If desired, ALE operation can be disabled by setting bit 0 of SFR location 8EH. With the bit set, ALE is active only during a MOVX or MOVC instruction. Otherwise, the pin is weakly pulled high. Setting the ALE-disable bit has no effect if the microcontroller is in external execution mode.

PSEN

Program Store Enable is the read strobe to external program memory.
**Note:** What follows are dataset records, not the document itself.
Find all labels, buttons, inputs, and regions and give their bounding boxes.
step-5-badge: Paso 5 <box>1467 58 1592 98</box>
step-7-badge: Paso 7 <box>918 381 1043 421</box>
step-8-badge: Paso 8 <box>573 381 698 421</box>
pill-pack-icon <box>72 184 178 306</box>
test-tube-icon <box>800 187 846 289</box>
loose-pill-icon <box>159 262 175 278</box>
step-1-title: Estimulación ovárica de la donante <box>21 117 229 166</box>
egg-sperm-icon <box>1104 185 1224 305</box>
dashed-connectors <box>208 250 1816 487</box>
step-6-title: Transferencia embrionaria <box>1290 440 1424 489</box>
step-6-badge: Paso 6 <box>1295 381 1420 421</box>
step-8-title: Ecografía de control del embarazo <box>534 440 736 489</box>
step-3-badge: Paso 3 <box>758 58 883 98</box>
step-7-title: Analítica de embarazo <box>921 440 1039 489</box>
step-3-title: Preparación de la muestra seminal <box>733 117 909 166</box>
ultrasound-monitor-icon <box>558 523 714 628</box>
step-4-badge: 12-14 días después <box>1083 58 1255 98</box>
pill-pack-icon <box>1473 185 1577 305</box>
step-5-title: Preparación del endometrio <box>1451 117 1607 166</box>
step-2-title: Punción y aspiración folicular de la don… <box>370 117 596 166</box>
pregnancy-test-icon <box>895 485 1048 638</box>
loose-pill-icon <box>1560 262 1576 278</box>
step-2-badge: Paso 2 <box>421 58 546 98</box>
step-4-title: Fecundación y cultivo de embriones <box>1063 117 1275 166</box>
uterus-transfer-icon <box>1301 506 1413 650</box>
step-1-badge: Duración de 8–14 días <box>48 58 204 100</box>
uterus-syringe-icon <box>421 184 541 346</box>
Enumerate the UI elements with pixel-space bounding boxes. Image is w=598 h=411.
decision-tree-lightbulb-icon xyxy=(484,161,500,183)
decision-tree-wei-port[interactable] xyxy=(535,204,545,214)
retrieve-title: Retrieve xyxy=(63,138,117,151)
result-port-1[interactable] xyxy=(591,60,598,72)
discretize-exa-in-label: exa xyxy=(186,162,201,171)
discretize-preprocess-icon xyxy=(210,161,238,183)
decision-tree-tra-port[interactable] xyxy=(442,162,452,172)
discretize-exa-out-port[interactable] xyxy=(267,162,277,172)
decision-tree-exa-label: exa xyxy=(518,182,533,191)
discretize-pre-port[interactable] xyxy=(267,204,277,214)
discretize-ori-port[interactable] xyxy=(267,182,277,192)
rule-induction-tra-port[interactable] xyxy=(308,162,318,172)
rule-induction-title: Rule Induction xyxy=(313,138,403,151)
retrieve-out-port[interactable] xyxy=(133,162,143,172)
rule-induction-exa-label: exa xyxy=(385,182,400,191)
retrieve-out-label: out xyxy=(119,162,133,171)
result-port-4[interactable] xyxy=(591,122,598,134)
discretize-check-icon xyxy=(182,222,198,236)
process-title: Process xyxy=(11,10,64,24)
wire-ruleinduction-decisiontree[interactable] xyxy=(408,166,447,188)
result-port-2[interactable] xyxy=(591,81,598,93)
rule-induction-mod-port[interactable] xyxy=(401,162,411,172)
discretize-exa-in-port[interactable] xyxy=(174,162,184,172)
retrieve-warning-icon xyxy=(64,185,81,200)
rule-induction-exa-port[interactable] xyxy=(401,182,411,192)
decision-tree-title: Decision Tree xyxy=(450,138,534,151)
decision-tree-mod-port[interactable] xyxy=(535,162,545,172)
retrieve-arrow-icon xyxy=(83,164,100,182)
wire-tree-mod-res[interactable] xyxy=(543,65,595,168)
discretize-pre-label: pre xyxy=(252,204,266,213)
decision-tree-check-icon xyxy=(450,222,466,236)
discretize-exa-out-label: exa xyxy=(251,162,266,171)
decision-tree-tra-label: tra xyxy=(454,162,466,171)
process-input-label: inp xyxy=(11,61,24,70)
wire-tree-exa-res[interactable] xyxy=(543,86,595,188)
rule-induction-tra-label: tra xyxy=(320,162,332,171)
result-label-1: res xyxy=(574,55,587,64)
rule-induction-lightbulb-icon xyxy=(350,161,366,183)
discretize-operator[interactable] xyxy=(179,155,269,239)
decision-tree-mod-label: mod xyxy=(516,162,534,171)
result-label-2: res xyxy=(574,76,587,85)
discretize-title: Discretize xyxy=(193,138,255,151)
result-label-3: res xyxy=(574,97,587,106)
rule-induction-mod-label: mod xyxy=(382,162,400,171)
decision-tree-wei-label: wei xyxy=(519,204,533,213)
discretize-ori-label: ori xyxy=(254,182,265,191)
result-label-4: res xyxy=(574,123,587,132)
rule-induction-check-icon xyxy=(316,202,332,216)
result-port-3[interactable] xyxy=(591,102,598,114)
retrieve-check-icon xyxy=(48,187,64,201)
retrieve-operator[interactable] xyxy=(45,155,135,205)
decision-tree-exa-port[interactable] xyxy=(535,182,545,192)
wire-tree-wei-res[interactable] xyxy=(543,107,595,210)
When the AT89S8252 is executing code from external program memory, PSEN is acti-vated twice each machine cycle, except that two PSEN activations are skipped during each access to external data memory.

EA/VPP

External Access Enable. EA must be strapped to GND in order to enable the device to fetch code from external program memory locations starting at 0000H up to FFFFH. Note, however, that if lock bit 1 is programmed, EA will be internally latched on reset. EA should be strapped to VCC for internal program executions. This pin also receives the 12-volt programming enable voltage (VPP) during Flash programming when 12-volt pro-gramming is selected.